A CVM mantém o procedimento sob sigilo e não comenta casos específicos, mas a abertura do processo amplia a pressão política sobre o Palácio do Buriti devido à defesa que o Governo do Distrito Federal fez da compra do Banco Master pelo BRB, transação que acabou barrada pelo Banco Central. O governador Ibaneis Rocha declarou que deve se reunir com a Procuradoria do Distrito Federal para discutir a posição do Executivo local diante da decisão da autarquia, que, segundo ele, “contraria a jurisprudência dos tribunais”. Paralelamente, o Banco Central decretou a liquidação extrajudicial do Master em meio ao avanço das investigações.
De acordo com a Polícia Federal, a operação realizada nessa terça-feira (18) resultou em quatro prisões preventivas, duas temporárias, apreensão de carros de luxo, obras de arte, relógios e R$ 1,6 milhão em espécie encontrado na residência de um dos investigados. As investigações apontam que o BRB e o Master negociaram carteiras de crédito de terceiros sem lastro financeiro adequado, operação pela qual o banco estatal teria transferido cerca de R$ 12 bilhões ao banco privado entre janeiro e maio deste ano. A PF sustenta que essas operações foram realizadas com anuência do então presidente do BRB, Paulo Henrique Costa, que foi afastado do cargo durante a deflagração da ação.

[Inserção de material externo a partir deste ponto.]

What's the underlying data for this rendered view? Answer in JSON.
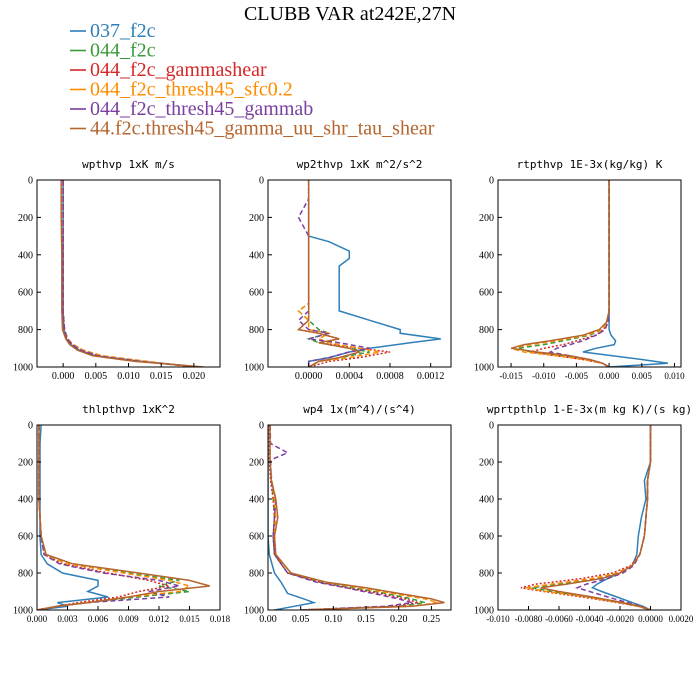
{
  "title": "CLUBB VAR at242E,27N",
  "legend": [
    {
      "label": "037_f2c",
      "color": "#2f7fb8",
      "dash": "solid"
    },
    {
      "label": "044_f2c",
      "color": "#3a9a3a",
      "dash": "dashed"
    },
    {
      "label": "044_f2c_gammashear",
      "color": "#d62728",
      "dash": "dotted"
    },
    {
      "label": "044_f2c_thresh45_sfc0.2",
      "color": "#ff8c00",
      "dash": "dashed"
    },
    {
      "label": "044_f2c_thresh45_gammab",
      "color": "#7b3fa0",
      "dash": "dashed"
    },
    {
      "label": "44.f2c.thresh45_gamma_uu_shr_tau_shear",
      "color": "#b5652e",
      "dash": "solid"
    }
  ],
  "chart_data": [
    {
      "type": "line",
      "title": "wpthvp  1xK m/s",
      "xlim": [
        -0.004,
        0.024
      ],
      "ylim": [
        0,
        1000
      ],
      "xticks": [
        "0.000",
        "0.005",
        "0.010",
        "0.015",
        "0.020"
      ],
      "xtick_values": [
        0,
        0.005,
        0.01,
        0.015,
        0.02
      ],
      "yticks": [
        "0",
        "200",
        "400",
        "600",
        "800",
        "1000"
      ],
      "y": [
        0,
        200,
        400,
        600,
        700,
        800,
        850,
        880,
        910,
        940,
        970,
        1000
      ],
      "series": [
        {
          "values": [
            0.0,
            0.0,
            0.0,
            0.0,
            0.0,
            0.0001,
            0.0005,
            0.0012,
            0.0025,
            0.005,
            0.012,
            0.021
          ]
        },
        {
          "values": [
            0.0,
            0.0,
            0.0,
            0.0,
            0.0,
            0.0002,
            0.0007,
            0.0015,
            0.003,
            0.0058,
            0.0125,
            0.02
          ]
        },
        {
          "values": [
            0.0,
            0.0,
            0.0,
            0.0,
            0.0,
            0.0002,
            0.0006,
            0.0014,
            0.0028,
            0.0055,
            0.012,
            0.0205
          ]
        },
        {
          "values": [
            0.0,
            0.0,
            0.0,
            0.0,
            0.0,
            0.0002,
            0.0007,
            0.0016,
            0.0031,
            0.006,
            0.013,
            0.0195
          ]
        },
        {
          "values": [
            0.0,
            0.0,
            0.0,
            0.0,
            0.0,
            0.0002,
            0.0006,
            0.0014,
            0.0027,
            0.0053,
            0.0118,
            0.0208
          ]
        },
        {
          "values": [
            -0.0003,
            -0.0003,
            -0.0002,
            -0.0002,
            -0.0002,
            -0.0001,
            0.0004,
            0.001,
            0.0022,
            0.0045,
            0.011,
            0.0215
          ]
        }
      ]
    },
    {
      "type": "line",
      "title": "wp2thvp  1xK m^2/s^2",
      "xlim": [
        -0.0004,
        0.0014
      ],
      "ylim": [
        0,
        1000
      ],
      "xticks": [
        "0.0000",
        "0.0004",
        "0.0008",
        "0.0012"
      ],
      "xtick_values": [
        0,
        0.0004,
        0.0008,
        0.0012
      ],
      "yticks": [
        "0",
        "200",
        "400",
        "600",
        "800",
        "1000"
      ],
      "y": [
        0,
        100,
        200,
        300,
        330,
        380,
        420,
        460,
        500,
        540,
        580,
        620,
        660,
        700,
        750,
        800,
        820,
        850,
        870,
        900,
        920,
        950,
        970,
        1000
      ],
      "series": [
        {
          "values": [
            0.0,
            0.0,
            0.0,
            0.0,
            0.0002,
            0.0004,
            0.0004,
            0.0003,
            0.0003,
            0.0003,
            0.0003,
            0.0003,
            0.0003,
            0.0003,
            0.0006,
            0.0009,
            0.0009,
            0.0013,
            0.001,
            0.0006,
            0.0004,
            0.0002,
            0.0,
            0.0
          ]
        },
        {
          "values": [
            0.0,
            0.0,
            0.0,
            0.0,
            0.0,
            0.0,
            0.0,
            0.0,
            0.0,
            0.0,
            0.0,
            0.0,
            0.0,
            -0.0001,
            0.0,
            0.0001,
            0.0002,
            0.0,
            0.0001,
            0.0004,
            0.0006,
            0.0003,
            0.0001,
            0.0
          ]
        },
        {
          "values": [
            0.0,
            0.0,
            0.0,
            0.0,
            0.0,
            0.0,
            0.0,
            0.0,
            0.0,
            0.0,
            0.0,
            0.0,
            0.0,
            0.0,
            0.0,
            -0.0001,
            0.0001,
            0.0003,
            0.0001,
            0.0005,
            0.0008,
            0.0005,
            0.0002,
            0.0
          ]
        },
        {
          "values": [
            0.0,
            0.0,
            0.0,
            0.0,
            0.0,
            0.0,
            0.0,
            0.0,
            0.0,
            0.0,
            0.0,
            0.0,
            0.0,
            -0.0001,
            0.0,
            0.0,
            0.0002,
            0.0001,
            0.0002,
            0.0005,
            0.0007,
            0.0004,
            0.0001,
            0.0
          ]
        },
        {
          "values": [
            0.0,
            0.0,
            -0.0001,
            0.0,
            0.0,
            0.0,
            0.0,
            0.0,
            0.0,
            0.0,
            0.0,
            0.0,
            0.0,
            0.0,
            -0.0001,
            0.0,
            0.0002,
            0.0,
            0.0003,
            0.0006,
            0.0004,
            0.0002,
            0.0,
            0.0
          ]
        },
        {
          "values": [
            0.0,
            0.0,
            0.0,
            0.0,
            0.0,
            0.0,
            0.0,
            0.0,
            0.0,
            0.0,
            0.0,
            0.0,
            0.0,
            0.0,
            0.0,
            -0.0001,
            0.0001,
            0.0003,
            0.0001,
            0.0004,
            0.0005,
            0.0003,
            0.0001,
            0.0
          ]
        }
      ]
    },
    {
      "type": "line",
      "title": "rtpthvp  1E-3x(kg/kg) K",
      "xlim": [
        -0.017,
        0.011
      ],
      "ylim": [
        0,
        1000
      ],
      "xticks": [
        "-0.015",
        "-0.010",
        "-0.005",
        "0.000",
        "0.005",
        "0.010"
      ],
      "xtick_values": [
        -0.015,
        -0.01,
        -0.005,
        0,
        0.005,
        0.01
      ],
      "yticks": [
        "0",
        "200",
        "400",
        "600",
        "800",
        "1000"
      ],
      "y": [
        0,
        200,
        400,
        600,
        700,
        760,
        800,
        830,
        860,
        880,
        900,
        920,
        940,
        960,
        980,
        1000
      ],
      "series": [
        {
          "values": [
            0.0,
            0.0,
            0.0,
            0.0,
            0.0,
            0.0,
            0.0,
            0.0003,
            0.001,
            0.0008,
            -0.002,
            -0.004,
            0.0005,
            0.005,
            0.009,
            0.0
          ]
        },
        {
          "values": [
            0.0,
            0.0,
            0.0,
            0.0,
            0.0,
            -0.0003,
            -0.001,
            -0.003,
            -0.007,
            -0.01,
            -0.014,
            -0.012,
            -0.007,
            -0.003,
            -0.001,
            0.0
          ]
        },
        {
          "values": [
            0.0,
            0.0,
            0.0,
            0.0,
            0.0,
            -0.0002,
            -0.0008,
            -0.002,
            -0.005,
            -0.007,
            -0.01,
            -0.012,
            -0.008,
            -0.004,
            -0.001,
            0.0
          ]
        },
        {
          "values": [
            0.0,
            0.0,
            0.0,
            0.0,
            0.0,
            -0.0003,
            -0.001,
            -0.0035,
            -0.008,
            -0.012,
            -0.015,
            -0.013,
            -0.008,
            -0.004,
            -0.001,
            0.0
          ]
        },
        {
          "values": [
            0.0,
            0.0,
            0.0,
            0.0,
            0.0,
            -0.0002,
            -0.0006,
            -0.002,
            -0.004,
            -0.006,
            -0.008,
            -0.009,
            -0.006,
            -0.003,
            -0.001,
            0.0
          ]
        },
        {
          "values": [
            0.0,
            0.0,
            0.0,
            0.0,
            0.0,
            -0.0004,
            -0.0015,
            -0.004,
            -0.009,
            -0.013,
            -0.015,
            -0.011,
            -0.006,
            -0.003,
            -0.001,
            0.0
          ]
        }
      ]
    },
    {
      "type": "line",
      "title": "thlpthvp  1xK^2",
      "xlim": [
        0,
        0.018
      ],
      "ylim": [
        0,
        1000
      ],
      "xticks": [
        "0.000",
        "0.003",
        "0.006",
        "0.009",
        "0.012",
        "0.015",
        "0.018"
      ],
      "xtick_values": [
        0,
        0.003,
        0.006,
        0.009,
        0.012,
        0.015,
        0.018
      ],
      "yticks": [
        "0",
        "200",
        "400",
        "600",
        "800",
        "1000"
      ],
      "y": [
        0,
        100,
        200,
        300,
        400,
        500,
        600,
        700,
        750,
        800,
        840,
        870,
        900,
        930,
        960,
        980,
        1000
      ],
      "series": [
        {
          "values": [
            0.0004,
            0.0003,
            0.0003,
            0.0003,
            0.0003,
            0.0003,
            0.0003,
            0.0004,
            0.001,
            0.0025,
            0.006,
            0.006,
            0.005,
            0.007,
            0.002,
            0.003,
            0.0
          ]
        },
        {
          "values": [
            0.0002,
            0.0002,
            0.0002,
            0.0002,
            0.0002,
            0.0003,
            0.0004,
            0.0008,
            0.003,
            0.009,
            0.014,
            0.012,
            0.015,
            0.01,
            0.005,
            0.002,
            0.0
          ]
        },
        {
          "values": [
            0.0002,
            0.0002,
            0.0002,
            0.0002,
            0.0002,
            0.0003,
            0.0004,
            0.0007,
            0.0025,
            0.007,
            0.011,
            0.013,
            0.01,
            0.008,
            0.004,
            0.002,
            0.0
          ]
        },
        {
          "values": [
            0.0002,
            0.0002,
            0.0002,
            0.0002,
            0.0002,
            0.0003,
            0.0004,
            0.0008,
            0.003,
            0.0085,
            0.013,
            0.015,
            0.014,
            0.009,
            0.005,
            0.002,
            0.0
          ]
        },
        {
          "values": [
            0.0002,
            0.0002,
            0.0002,
            0.0002,
            0.0002,
            0.0003,
            0.0004,
            0.0007,
            0.0022,
            0.0065,
            0.012,
            0.014,
            0.011,
            0.013,
            0.005,
            0.002,
            0.0
          ]
        },
        {
          "values": [
            0.0002,
            0.0002,
            0.0002,
            0.0002,
            0.0002,
            0.0003,
            0.0004,
            0.0009,
            0.0035,
            0.01,
            0.015,
            0.017,
            0.012,
            0.009,
            0.005,
            0.002,
            0.0
          ]
        }
      ]
    },
    {
      "type": "line",
      "title": "wp4  1x(m^4)/(s^4)",
      "xlim": [
        0,
        0.28
      ],
      "ylim": [
        0,
        1000
      ],
      "xticks": [
        "0.00",
        "0.05",
        "0.10",
        "0.15",
        "0.20",
        "0.25"
      ],
      "xtick_values": [
        0,
        0.05,
        0.1,
        0.15,
        0.2,
        0.25
      ],
      "yticks": [
        "0",
        "200",
        "400",
        "600",
        "800",
        "1000"
      ],
      "y": [
        0,
        100,
        150,
        180,
        200,
        300,
        400,
        500,
        600,
        700,
        800,
        850,
        880,
        910,
        940,
        960,
        980,
        1000
      ],
      "series": [
        {
          "values": [
            0.0,
            0.0,
            0.0,
            0.0,
            0.0,
            0.0,
            0.0,
            0.0,
            0.0,
            0.002,
            0.01,
            0.02,
            0.025,
            0.03,
            0.055,
            0.07,
            0.04,
            0.01
          ]
        },
        {
          "values": [
            0.003,
            0.003,
            0.003,
            0.003,
            0.003,
            0.005,
            0.008,
            0.01,
            0.008,
            0.01,
            0.03,
            0.08,
            0.13,
            0.18,
            0.22,
            0.24,
            0.2,
            0.05
          ]
        },
        {
          "values": [
            0.002,
            0.002,
            0.002,
            0.002,
            0.002,
            0.004,
            0.008,
            0.01,
            0.008,
            0.01,
            0.03,
            0.08,
            0.12,
            0.17,
            0.21,
            0.23,
            0.19,
            0.05
          ]
        },
        {
          "values": [
            0.003,
            0.003,
            0.003,
            0.003,
            0.003,
            0.006,
            0.01,
            0.012,
            0.01,
            0.012,
            0.035,
            0.09,
            0.14,
            0.19,
            0.24,
            0.26,
            0.22,
            0.05
          ]
        },
        {
          "values": [
            0.003,
            0.004,
            0.03,
            0.01,
            0.004,
            0.005,
            0.012,
            0.01,
            0.008,
            0.01,
            0.03,
            0.075,
            0.12,
            0.16,
            0.2,
            0.22,
            0.18,
            0.05
          ]
        },
        {
          "values": [
            0.003,
            0.003,
            0.003,
            0.003,
            0.003,
            0.005,
            0.012,
            0.015,
            0.01,
            0.012,
            0.035,
            0.09,
            0.15,
            0.2,
            0.25,
            0.27,
            0.22,
            0.05
          ]
        }
      ]
    },
    {
      "type": "line",
      "title": "wprtpthlp  1-E-3x(m kg K)/(s kg)",
      "xlim": [
        -0.01,
        0.002
      ],
      "ylim": [
        0,
        1000
      ],
      "xticks": [
        "-0.010",
        "-0.0080",
        "-0.0060",
        "-0.0040",
        "-0.0020",
        "0.0000",
        "0.0020"
      ],
      "xtick_values": [
        -0.01,
        -0.008,
        -0.006,
        -0.004,
        -0.002,
        0,
        0.002
      ],
      "yticks": [
        "0",
        "200",
        "400",
        "600",
        "800",
        "1000"
      ],
      "y": [
        0,
        200,
        300,
        400,
        500,
        600,
        700,
        760,
        800,
        830,
        860,
        880,
        900,
        930,
        960,
        980,
        1000
      ],
      "series": [
        {
          "values": [
            0.0,
            0.0,
            -0.0004,
            -0.0003,
            -0.0006,
            -0.0008,
            -0.0009,
            -0.0012,
            -0.002,
            -0.0028,
            -0.0035,
            -0.0038,
            -0.0032,
            -0.0022,
            -0.0012,
            -0.0005,
            0.0
          ]
        },
        {
          "values": [
            0.0,
            0.0,
            -0.0002,
            -0.0002,
            -0.0003,
            -0.0004,
            -0.0007,
            -0.0012,
            -0.002,
            -0.0035,
            -0.006,
            -0.0078,
            -0.0065,
            -0.004,
            -0.002,
            -0.0008,
            0.0
          ]
        },
        {
          "values": [
            0.0,
            0.0,
            -0.0002,
            -0.0002,
            -0.0003,
            -0.0004,
            -0.0007,
            -0.0013,
            -0.0025,
            -0.0045,
            -0.0075,
            -0.0085,
            -0.007,
            -0.0045,
            -0.0022,
            -0.0008,
            0.0
          ]
        },
        {
          "values": [
            0.0,
            0.0,
            -0.0002,
            -0.0002,
            -0.0003,
            -0.0004,
            -0.0007,
            -0.0012,
            -0.0022,
            -0.0038,
            -0.0065,
            -0.0082,
            -0.0068,
            -0.0042,
            -0.002,
            -0.0008,
            0.0
          ]
        },
        {
          "values": [
            0.0,
            0.0,
            -0.0002,
            -0.0002,
            -0.0003,
            -0.0004,
            -0.0007,
            -0.0011,
            -0.0018,
            -0.0028,
            -0.0042,
            -0.0048,
            -0.004,
            -0.0028,
            -0.0015,
            -0.0006,
            0.0
          ]
        },
        {
          "values": [
            0.0,
            0.0,
            -0.0002,
            -0.0002,
            -0.0003,
            -0.0004,
            -0.0007,
            -0.0012,
            -0.002,
            -0.0032,
            -0.0055,
            -0.0072,
            -0.006,
            -0.0038,
            -0.0018,
            -0.0007,
            0.0
          ]
        }
      ]
    }
  ]
}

As suspeitas envolvem possíveis práticas de gestão fraudulenta e gestão temerária, além de indícios de organização criminosa, crimes que podem resultar em penas que variam de 3 a 12 anos de prisão. A liquidação do Banco Master, determinada pela autoridade monetária, reforçou o impacto das apurações sobre o sistema financeiro envolvido nas operações, ampliando a atuação dos órgãos de controle.
Em nota, o BRB afirmou que sempre atuou conforme as normas de compliance e transparência, e que prestou regularmente informações ao Ministério Público Federal e ao Banco Central sobre todas as operações relacionadas ao Banco Master. O Governo do Distrito Federal, por sua vez, declarou que o BRB mantém plena capacidade operacional, com segurança administrativa e financeira, e que os serviços seguem disponíveis à população. Segundo a gestão distrital, não há impacto na liquidez, na solvência ou na continuidade das atividades da instituição financeira.